TODO: discuss how effective the suggested mitigations actually would be.

Additionally, User Agents SHOULD NOT send CACHE_DIGEST when in "privacy mode."

--- back

Encoding the CACHE_DIGEST frame as an HTTP Header

On some web browsers that support Service Workers {{Service-Workers}} but not Cache Digests (yet), it is possible to achieve the benefit of using Cache Digests by emulating the frame using HTTP Headers.

For the sake of interoperability with such clients, this appendix defines how a CACHE_DIGEST frame can be encoded as an HTTP header named Cache-Digest.

The definition uses the Augmented Backus-Naur Form (ABNF) notation of {{RFC5234}} with the list rule extension defined in {{RFC7230}}, Section 7.

  Cache-Digest  = 1#digest-entity
  digest-entity = digest-value *(OWS ";" OWS digest-flag)
  digest-value  = <Digest-Value encoded using base64url>
  digest-flag   = token

A Cache-Digest request header is defined as a list construct of cache-digest-entities.
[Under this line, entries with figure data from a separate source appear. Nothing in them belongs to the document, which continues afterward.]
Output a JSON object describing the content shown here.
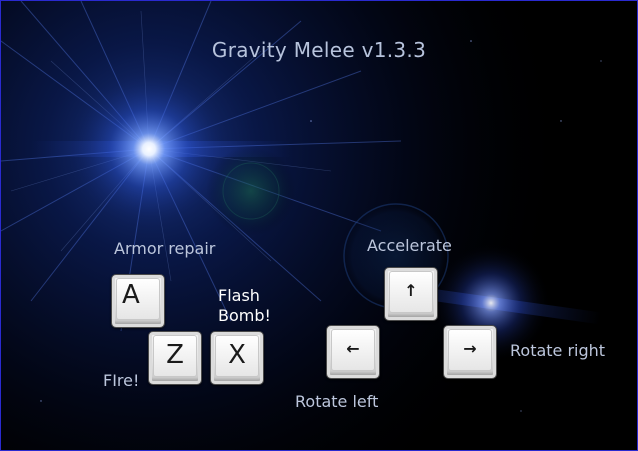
{
  "title": "Gravity Melee v1.3.3",
  "labels": {
    "armor_repair": "Armor repair",
    "flash_bomb_line1": "Flash",
    "flash_bomb_line2": "Bomb!",
    "fire": "FIre!",
    "accelerate": "Accelerate",
    "rotate_left": "Rotate left",
    "rotate_right": "Rotate right"
  },
  "keys": {
    "armor": "A",
    "fire": "Z",
    "bomb": "X",
    "accelerate": "↑",
    "rotate_left": "←",
    "rotate_right": "→"
  },
  "colors": {
    "title": "#b7c3dc",
    "label": "#bcc6dc",
    "highlight_label": "#ffffff",
    "border": "#2a2ad0"
  }
}
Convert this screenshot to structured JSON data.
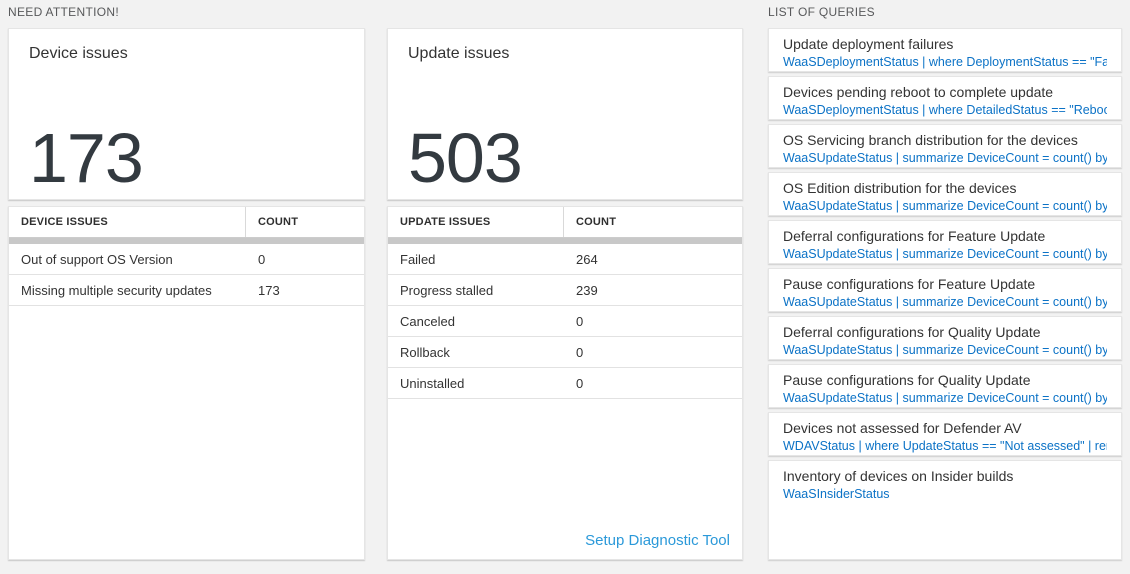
{
  "colors": {
    "page_background": "#f2f2f2",
    "card_background": "#ffffff",
    "query_text_blue": "#0b72c6",
    "link_blue": "#2b99d9",
    "big_number_color": "#333a40",
    "section_header_gray": "#58595b",
    "table_scrollbar_gray": "#c8c8c8"
  },
  "need_attention": {
    "header": "NEED ATTENTION!",
    "device_card": {
      "title": "Device issues",
      "value": "173",
      "table": {
        "columns": [
          "DEVICE ISSUES",
          "COUNT"
        ],
        "rows": [
          [
            "Out of support OS Version",
            "0"
          ],
          [
            "Missing multiple security updates",
            "173"
          ]
        ]
      }
    },
    "update_card": {
      "title": "Update issues",
      "value": "503",
      "table": {
        "columns": [
          "UPDATE ISSUES",
          "COUNT"
        ],
        "rows": [
          [
            "Failed",
            "264"
          ],
          [
            "Progress stalled",
            "239"
          ],
          [
            "Canceled",
            "0"
          ],
          [
            "Rollback",
            "0"
          ],
          [
            "Uninstalled",
            "0"
          ]
        ]
      },
      "footer_link": "Setup Diagnostic Tool"
    }
  },
  "queries": {
    "header": "LIST OF QUERIES",
    "items": [
      {
        "title": "Update deployment failures",
        "query": "WaaSDeploymentStatus | where DeploymentStatus == \"Failed\" |..."
      },
      {
        "title": "Devices pending reboot to complete update",
        "query": "WaaSDeploymentStatus | where DetailedStatus == \"Reboot pend..."
      },
      {
        "title": "OS Servicing branch distribution for the devices",
        "query": "WaaSUpdateStatus | summarize DeviceCount = count() by OSSer..."
      },
      {
        "title": "OS Edition distribution for the devices",
        "query": "WaaSUpdateStatus | summarize DeviceCount = count() by OSEdit..."
      },
      {
        "title": "Deferral configurations for Feature Update",
        "query": "WaaSUpdateStatus | summarize DeviceCount = count() by Featur..."
      },
      {
        "title": "Pause configurations for Feature Update",
        "query": "WaaSUpdateStatus | summarize DeviceCount = count() by Featur..."
      },
      {
        "title": "Deferral configurations for Quality Update",
        "query": "WaaSUpdateStatus | summarize DeviceCount = count() by Qualit..."
      },
      {
        "title": "Pause configurations for Quality Update",
        "query": "WaaSUpdateStatus | summarize DeviceCount = count() by Qualit..."
      },
      {
        "title": "Devices not assessed for Defender AV",
        "query": "WDAVStatus | where UpdateStatus == \"Not assessed\" | render ta..."
      },
      {
        "title": "Inventory of devices on Insider builds",
        "query": "WaaSInsiderStatus"
      }
    ]
  }
}
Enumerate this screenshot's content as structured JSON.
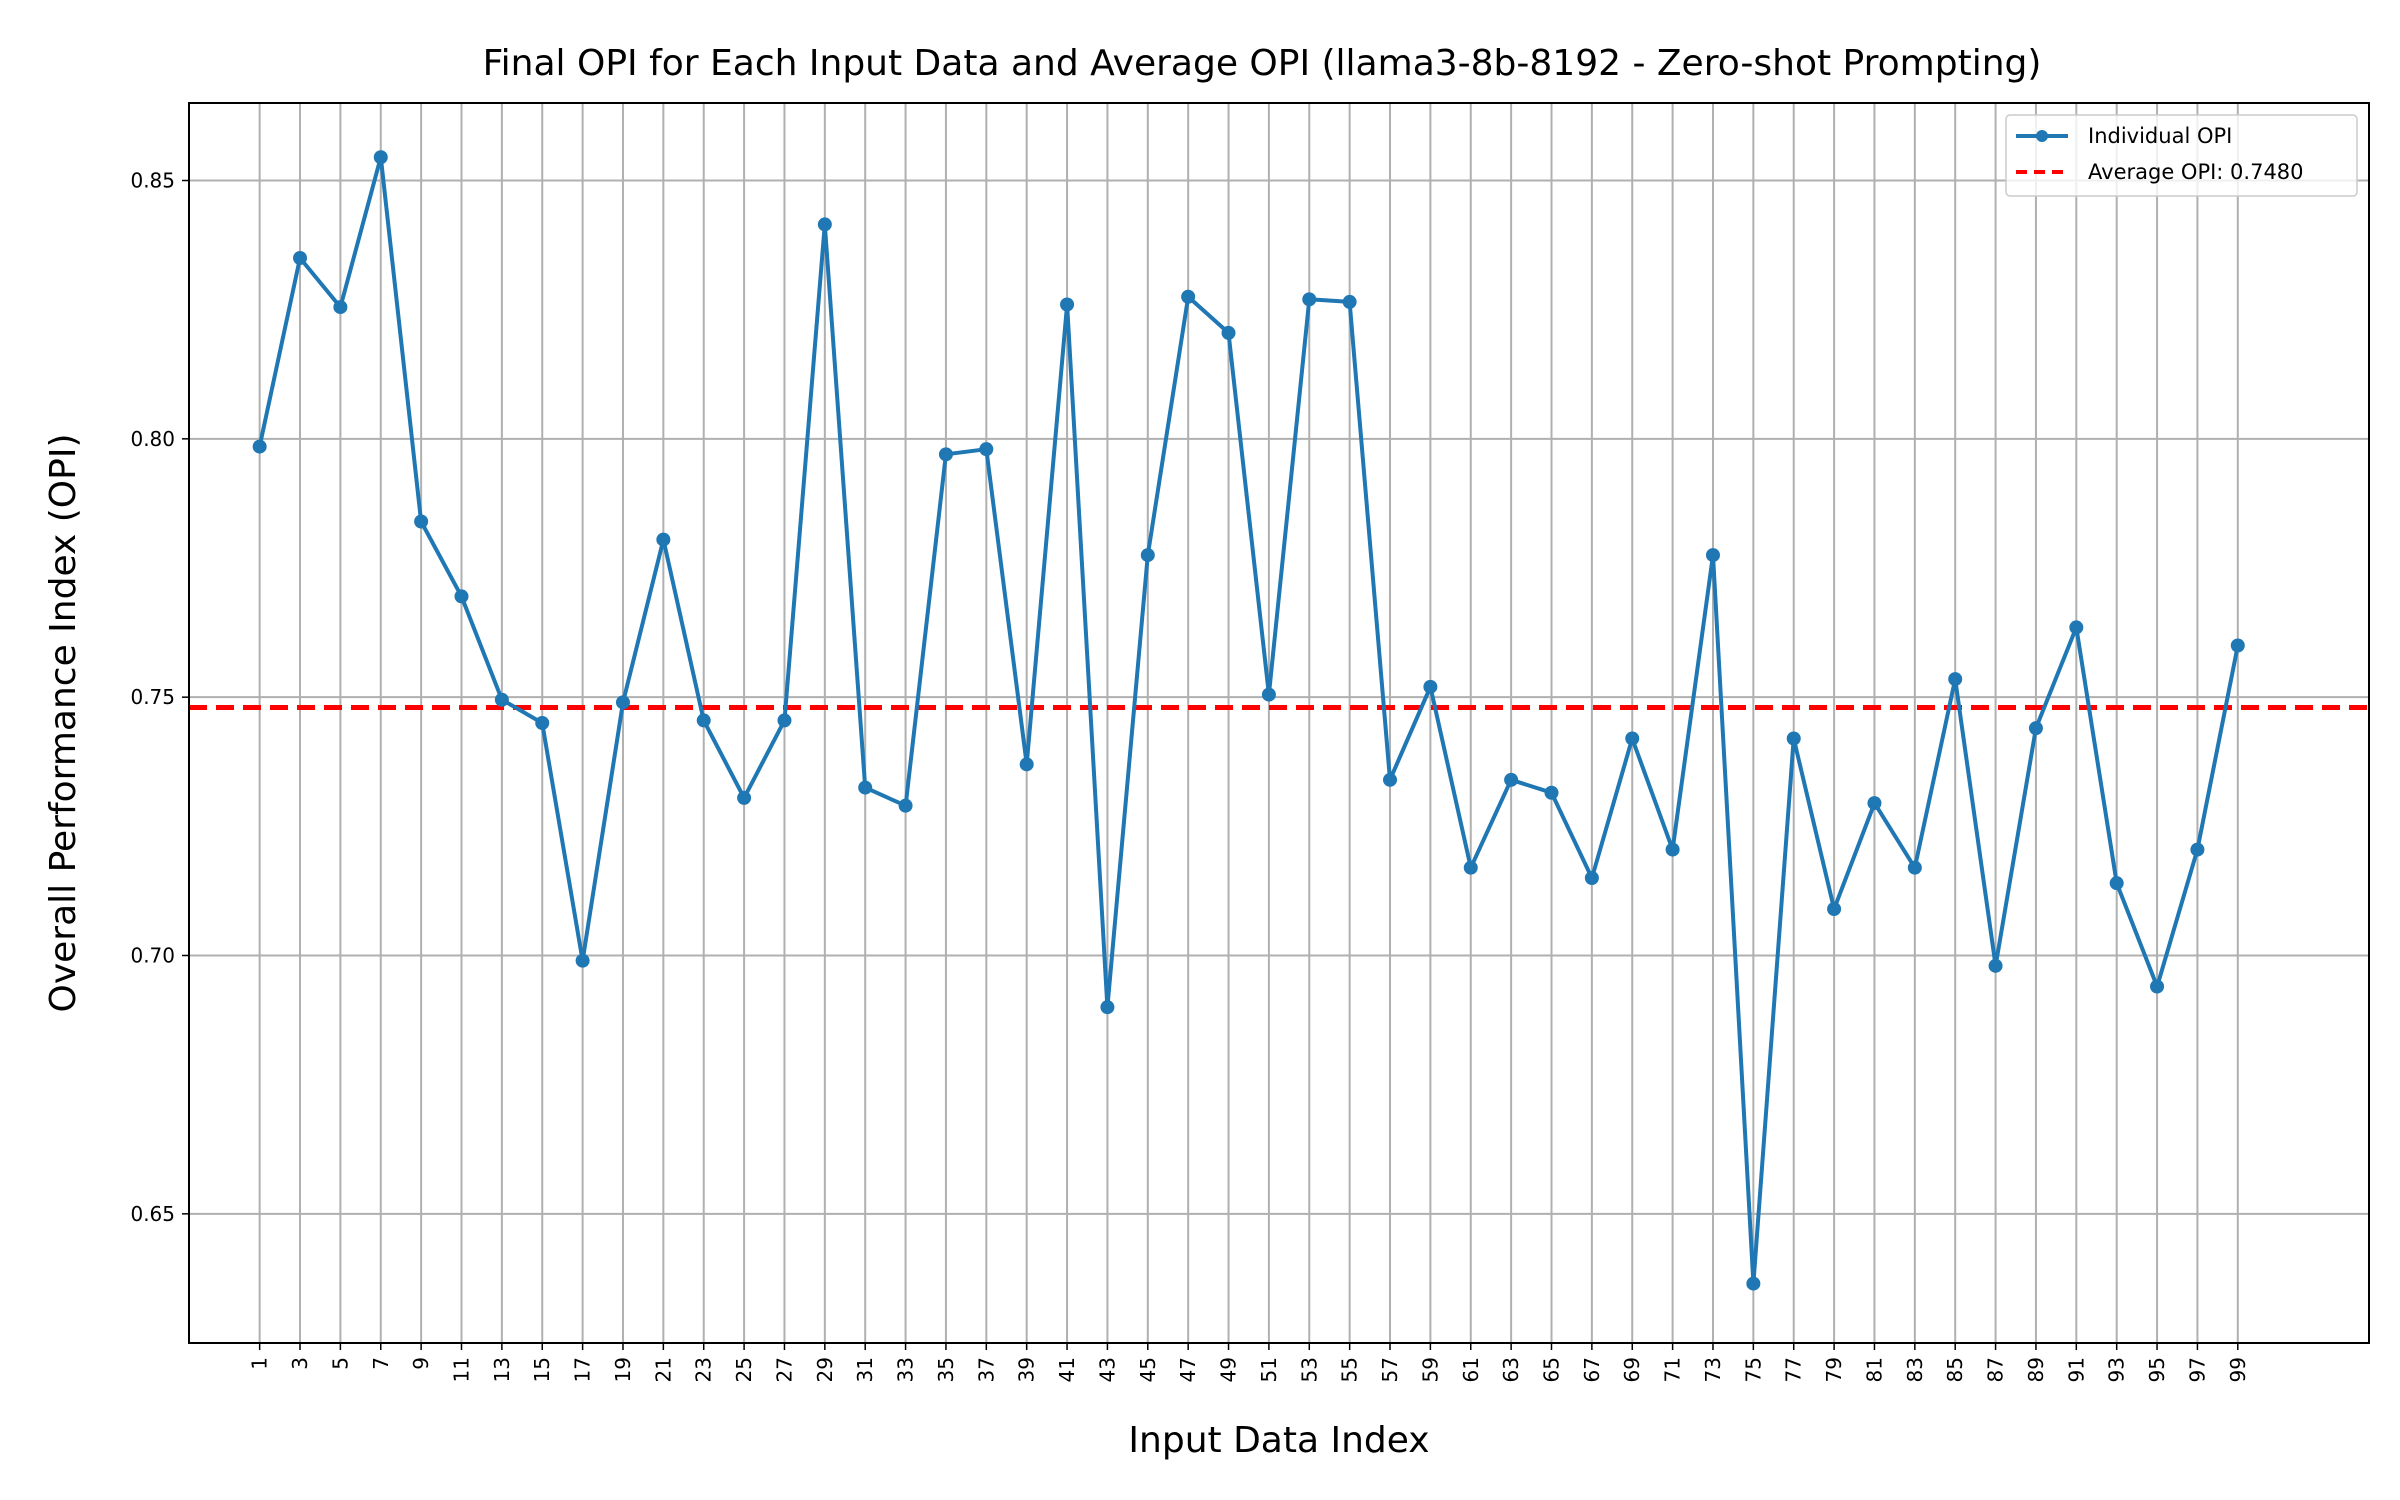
{
  "chart_data": {
    "type": "line",
    "title": "Final OPI for Each Input Data and Average OPI (llama3-8b-8192 - Zero-shot Prompting)",
    "xlabel": "Input Data Index",
    "ylabel": "Overall Performance Index (OPI)",
    "xlim": [
      -2.5,
      105.5
    ],
    "ylim": [
      0.625,
      0.865
    ],
    "yticks": [
      "0.65",
      "0.70",
      "0.75",
      "0.80",
      "0.85"
    ],
    "grid": true,
    "legend_position": "top-right",
    "x": [
      1,
      3,
      5,
      7,
      9,
      11,
      13,
      15,
      17,
      19,
      21,
      23,
      25,
      27,
      29,
      31,
      33,
      35,
      37,
      39,
      41,
      43,
      45,
      47,
      49,
      51,
      53,
      55,
      57,
      59,
      61,
      63,
      65,
      67,
      69,
      71,
      73,
      75,
      77,
      79,
      81,
      83,
      85,
      87,
      89,
      91,
      93,
      95,
      97,
      99
    ],
    "xtick_labels": [
      "1",
      "3",
      "5",
      "7",
      "9",
      "11",
      "13",
      "15",
      "17",
      "19",
      "21",
      "23",
      "25",
      "27",
      "29",
      "31",
      "33",
      "35",
      "37",
      "39",
      "41",
      "43",
      "45",
      "47",
      "49",
      "51",
      "53",
      "55",
      "57",
      "59",
      "61",
      "63",
      "65",
      "67",
      "69",
      "71",
      "73",
      "75",
      "77",
      "79",
      "81",
      "83",
      "85",
      "87",
      "89",
      "91",
      "93",
      "95",
      "97",
      "99"
    ],
    "series": [
      {
        "name": "Individual OPI",
        "color": "#1f77b4",
        "values": [
          0.7985,
          0.835,
          0.8255,
          0.8545,
          0.784,
          0.7695,
          0.7495,
          0.745,
          0.699,
          0.749,
          0.7805,
          0.7455,
          0.7305,
          0.7455,
          0.8415,
          0.7325,
          0.729,
          0.797,
          0.798,
          0.737,
          0.826,
          0.69,
          0.7775,
          0.8275,
          0.8205,
          0.7505,
          0.827,
          0.8265,
          0.734,
          0.752,
          0.717,
          0.734,
          0.7315,
          0.715,
          0.742,
          0.7205,
          0.7775,
          0.6365,
          0.742,
          0.709,
          0.7295,
          0.717,
          0.7535,
          0.698,
          0.744,
          0.7635,
          0.714,
          0.694,
          0.7205,
          0.76
        ]
      }
    ],
    "average": {
      "name": "Average OPI: 0.7480",
      "value": 0.748,
      "color": "#ff0000"
    }
  }
}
Each cache-digest-entity corresponds to a CACHE_DIGEST frame.

Digest-Value is encoded using base64url {{RFC4648}}, Section 5. Flags that are set are encoded as digest-flags by their names that are compared case-insensitively.

Origin is omitted in the header form. The value is implied from the value of the :authority pseudo header. Client MUST only send Cache-Digest headers containing digests that belong to the origin specified by the HTTP request.

The example below contains a digest of one resource and has only the COMPLETE flag set.

  Cache-Digest: AfdA; complete

Clients MUST associate Cache-Digest headers to every HTTP request, since Fetch {{Fetch}} - the HTTP API supported by Service Workers - does not define the order in which the issued requests will be sent to the server nor guarantees that all the requests will be transmitted using a single HTTP/2 connection.

Also, due to the fact that any header that is supplied to Fetch is required to be end-to-end, there is an ambiguity in what a Cache-Digest header respresents when a request is transmitted through a proxy. The header may represent the cache state of a client or that of a proxy, depending on how the proxy handles the header.

Changes

Since draft-ietf-httpbis-cache-digest-05

  • None yet.

Since draft-ietf-httpbis-cache-digest-04

  • Remove ETag from the digest key calculations.
  • Add SETTINGS_ prefix to parameter names.

Since draft-ietf-httpbis-cache-digest-03

  • Yoav becomes an author; Mark steps down.

Since draft-ietf-httpbis-cache-digest-02

  • Switch to Cuckoo Filter.

Since draft-ietf-httpbis-cache-digest-01

  • Added definition of the Cache-Digest header.
  • Introduce ACCEPT_CACHE_DIGEST SETTINGS parameter.
  • Change intended status from Standard to Experimental.

Since draft-ietf-httpbis-cache-digest-00

  • Make the scope of a digest frame explicit and shift to stream 0.

Acknowledgements

{:numbered="false"}

Thanks to Stefan Eissing for his suggestions.